Mark 1957 Chevy. Little Rock AR venue was very disorganized and traffic was a mess. After sitting in line for what seemed like hours the heat damaged the alternator and the car cut off. The alternator was replaced later in the hotel parking lot. Alternator was only 2 months old and covered by warranty.

Mark 1957 Chevy. Charlotte NC. While sitting at a red light the engine died. This turned out to be that the air cleaner was touching the connector on the coil and causing a short. The result was a burnt coil and ignition module. Self inflicted damage.

Interesting things that we did on the road.

We tried to stop at every state line to get a picture with the cars and the sign but that did not work out with every state. We did get a few with the most important ones being Texas and Oklahoma because they are the longest distance from home.

We traveled the John F. Kennedy parade and assignation route and thought that it was pretty cool to have these old cars on the same street as this historic event took place on.

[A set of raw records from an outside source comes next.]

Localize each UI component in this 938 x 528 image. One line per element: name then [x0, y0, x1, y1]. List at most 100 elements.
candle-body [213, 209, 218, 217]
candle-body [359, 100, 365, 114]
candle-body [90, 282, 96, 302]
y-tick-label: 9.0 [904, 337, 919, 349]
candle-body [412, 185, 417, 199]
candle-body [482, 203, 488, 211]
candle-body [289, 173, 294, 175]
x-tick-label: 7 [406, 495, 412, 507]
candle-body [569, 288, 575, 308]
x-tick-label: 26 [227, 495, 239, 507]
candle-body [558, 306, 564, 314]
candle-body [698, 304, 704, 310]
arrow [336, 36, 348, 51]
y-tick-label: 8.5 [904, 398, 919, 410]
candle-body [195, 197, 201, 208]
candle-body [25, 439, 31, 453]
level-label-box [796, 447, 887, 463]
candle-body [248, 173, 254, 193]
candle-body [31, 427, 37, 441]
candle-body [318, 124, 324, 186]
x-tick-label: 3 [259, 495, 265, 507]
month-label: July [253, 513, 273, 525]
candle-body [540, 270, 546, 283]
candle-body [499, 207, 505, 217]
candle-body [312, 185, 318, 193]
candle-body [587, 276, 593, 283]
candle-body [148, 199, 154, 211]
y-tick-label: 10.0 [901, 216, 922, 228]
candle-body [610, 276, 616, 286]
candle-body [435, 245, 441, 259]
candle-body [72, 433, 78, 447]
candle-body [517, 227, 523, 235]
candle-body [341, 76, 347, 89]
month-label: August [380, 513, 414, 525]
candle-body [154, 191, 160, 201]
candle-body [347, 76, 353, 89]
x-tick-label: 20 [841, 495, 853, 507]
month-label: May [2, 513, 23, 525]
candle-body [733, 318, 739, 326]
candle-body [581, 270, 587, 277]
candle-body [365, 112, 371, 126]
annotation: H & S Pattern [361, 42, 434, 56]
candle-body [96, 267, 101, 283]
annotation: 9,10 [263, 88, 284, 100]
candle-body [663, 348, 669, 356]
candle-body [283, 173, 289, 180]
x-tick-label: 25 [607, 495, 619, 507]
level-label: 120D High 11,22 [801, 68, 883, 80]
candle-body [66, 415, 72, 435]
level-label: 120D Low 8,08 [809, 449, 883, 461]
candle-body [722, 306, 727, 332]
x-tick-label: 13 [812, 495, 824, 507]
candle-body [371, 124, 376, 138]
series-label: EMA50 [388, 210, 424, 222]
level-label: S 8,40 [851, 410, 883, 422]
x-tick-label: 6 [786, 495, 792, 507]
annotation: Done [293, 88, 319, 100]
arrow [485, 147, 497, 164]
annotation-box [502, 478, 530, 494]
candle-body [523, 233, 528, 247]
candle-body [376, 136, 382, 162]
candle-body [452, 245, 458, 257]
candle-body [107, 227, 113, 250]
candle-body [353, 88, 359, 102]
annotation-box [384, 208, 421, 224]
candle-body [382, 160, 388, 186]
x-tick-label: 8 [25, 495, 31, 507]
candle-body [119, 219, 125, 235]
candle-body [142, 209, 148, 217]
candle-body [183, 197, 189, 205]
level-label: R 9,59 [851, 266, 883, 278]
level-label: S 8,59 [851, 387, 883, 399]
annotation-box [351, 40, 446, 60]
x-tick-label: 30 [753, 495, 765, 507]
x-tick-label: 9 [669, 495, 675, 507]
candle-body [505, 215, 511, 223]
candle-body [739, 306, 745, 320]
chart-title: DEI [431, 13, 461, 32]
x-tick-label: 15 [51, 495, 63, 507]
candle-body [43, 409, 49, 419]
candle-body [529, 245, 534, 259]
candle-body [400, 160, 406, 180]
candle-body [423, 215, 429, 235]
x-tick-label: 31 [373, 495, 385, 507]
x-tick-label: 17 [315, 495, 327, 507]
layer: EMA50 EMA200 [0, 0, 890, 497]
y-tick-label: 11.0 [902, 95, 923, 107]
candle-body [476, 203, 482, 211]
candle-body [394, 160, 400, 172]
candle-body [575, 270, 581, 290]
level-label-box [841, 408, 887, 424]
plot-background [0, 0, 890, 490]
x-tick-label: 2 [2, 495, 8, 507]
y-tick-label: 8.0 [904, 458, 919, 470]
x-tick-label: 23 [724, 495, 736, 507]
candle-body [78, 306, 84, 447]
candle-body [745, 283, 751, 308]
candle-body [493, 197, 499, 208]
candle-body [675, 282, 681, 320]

Oklahoma was not on the HRPT route but we thought that since we were “close” and would probably not be there again in these old cars that we would make a detour to have lunch there. This also turned out to be our first experience with the Police. They stopped by to check on us while we were taking pictures on the side of the road.

The second experience with the Police was when the 57 Chevy broke down in Charlotte. The Policeman was kind enough to take me to the Auto parts store to get a new coil.

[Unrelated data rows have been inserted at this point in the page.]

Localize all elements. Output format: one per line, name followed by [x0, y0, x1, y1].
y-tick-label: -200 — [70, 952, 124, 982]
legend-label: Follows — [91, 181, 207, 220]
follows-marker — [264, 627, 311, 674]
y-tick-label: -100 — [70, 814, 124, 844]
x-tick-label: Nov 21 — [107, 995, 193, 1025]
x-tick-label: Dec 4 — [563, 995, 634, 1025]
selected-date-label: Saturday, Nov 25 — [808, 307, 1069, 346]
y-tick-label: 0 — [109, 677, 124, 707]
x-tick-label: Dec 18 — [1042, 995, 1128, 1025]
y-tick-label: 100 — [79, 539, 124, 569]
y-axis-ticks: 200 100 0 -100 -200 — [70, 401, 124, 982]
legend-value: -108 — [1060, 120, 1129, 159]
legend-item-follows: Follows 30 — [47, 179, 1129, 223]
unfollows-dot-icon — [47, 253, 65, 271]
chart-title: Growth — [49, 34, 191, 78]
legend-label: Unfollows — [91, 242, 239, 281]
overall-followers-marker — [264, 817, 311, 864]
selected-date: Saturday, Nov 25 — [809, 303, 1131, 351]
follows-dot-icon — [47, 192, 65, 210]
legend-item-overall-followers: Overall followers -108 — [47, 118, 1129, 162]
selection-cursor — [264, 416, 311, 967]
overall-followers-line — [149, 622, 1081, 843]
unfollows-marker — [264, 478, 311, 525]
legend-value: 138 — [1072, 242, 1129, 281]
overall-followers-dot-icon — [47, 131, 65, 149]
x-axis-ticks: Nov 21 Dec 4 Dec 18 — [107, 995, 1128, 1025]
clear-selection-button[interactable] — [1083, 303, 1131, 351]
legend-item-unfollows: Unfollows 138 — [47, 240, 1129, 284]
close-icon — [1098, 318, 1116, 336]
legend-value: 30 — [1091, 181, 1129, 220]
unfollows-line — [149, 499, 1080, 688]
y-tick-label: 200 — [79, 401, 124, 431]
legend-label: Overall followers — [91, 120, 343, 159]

We stopped for the night in Hope AR. The birth place of President Bill Clinton and it seemed that nobody there cared. We did not go there for that reason; it was just where we could find a hotel.

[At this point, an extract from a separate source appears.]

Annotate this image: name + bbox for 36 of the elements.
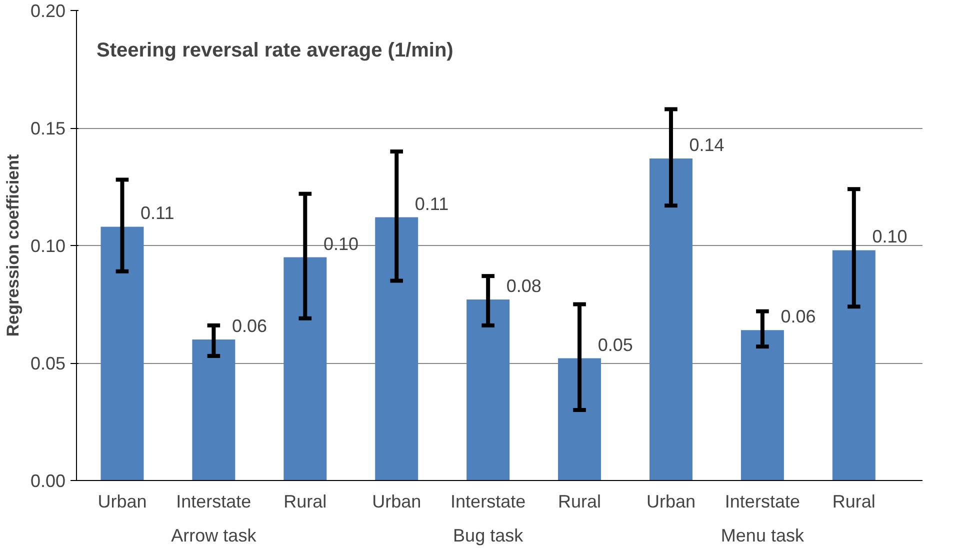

Elvis. We went to Graceland in Memphis and all 3 of us bought work shirts like Elvis had for his first job. It has a patch that reads Elvis and another one that reads Crown Electric. Elvis was an electrician helper and delivery truck driver for a short time.

We visited the car collection of Coker Tire in Chattanooga TN. There they have a large collection of “barn find cars” These are cars that for one reason or the other were put away and not driven. He keeps these cars in as found condition. Dust and all.

There was a lunch stop at Roush Yates shop in Mooresville NC and we went there for some free food and tour the NASCAR shops. They had buildings full of new and used race car parts. In one area they had several hundred used race car radiators. The food was very good and they were not only feeding the Hot Rod people but had invited the whole community to come. This stop was very organized with golf cart shuttle service. It was also nice that that everyone there was giving us free stuff but thanking us for coming. These are really nice people.

I do not remember even as a child spending 10 days with my brother and my Dad at one time. It did in a way remind me of some of the camping trips that we took as a child. In those cases we were all cramped in one place for a period of time and it would always rain. On this trip we were together 24 hours a day and it did rain as well. There were times that we all were tired of each other, I am sure but we also understood that this was something really special and a time that could never be repeated. My brother and I can both credit Dad with giving us the love for old cars. We grew up in a house where there was always something going on like taking 2 Nash Metropolitans and making one good one or the 1939 Buick that was purchased sight unseen and delivered while we were at Church. It was so bad that they wanted to dump it and go before Dad could get his money back. There was the Model A Ford that Dad and George Hall bought that was driven home with no brakes and the Kaiser that was hauled away by the junk dealer only to have the engine fall out in the yard. We owned many old $100.00 dollar cars when I was young and to see those same type cars on this trip that were now worth thousands was quite interesting.

Final result. When you can take 2 cars ,( one 56 years old and the other 73 years old), on a trip for 10 days, cover nearly 3000 miles and successfully arrive back at home with no wrecker bills. That has to be considered a success!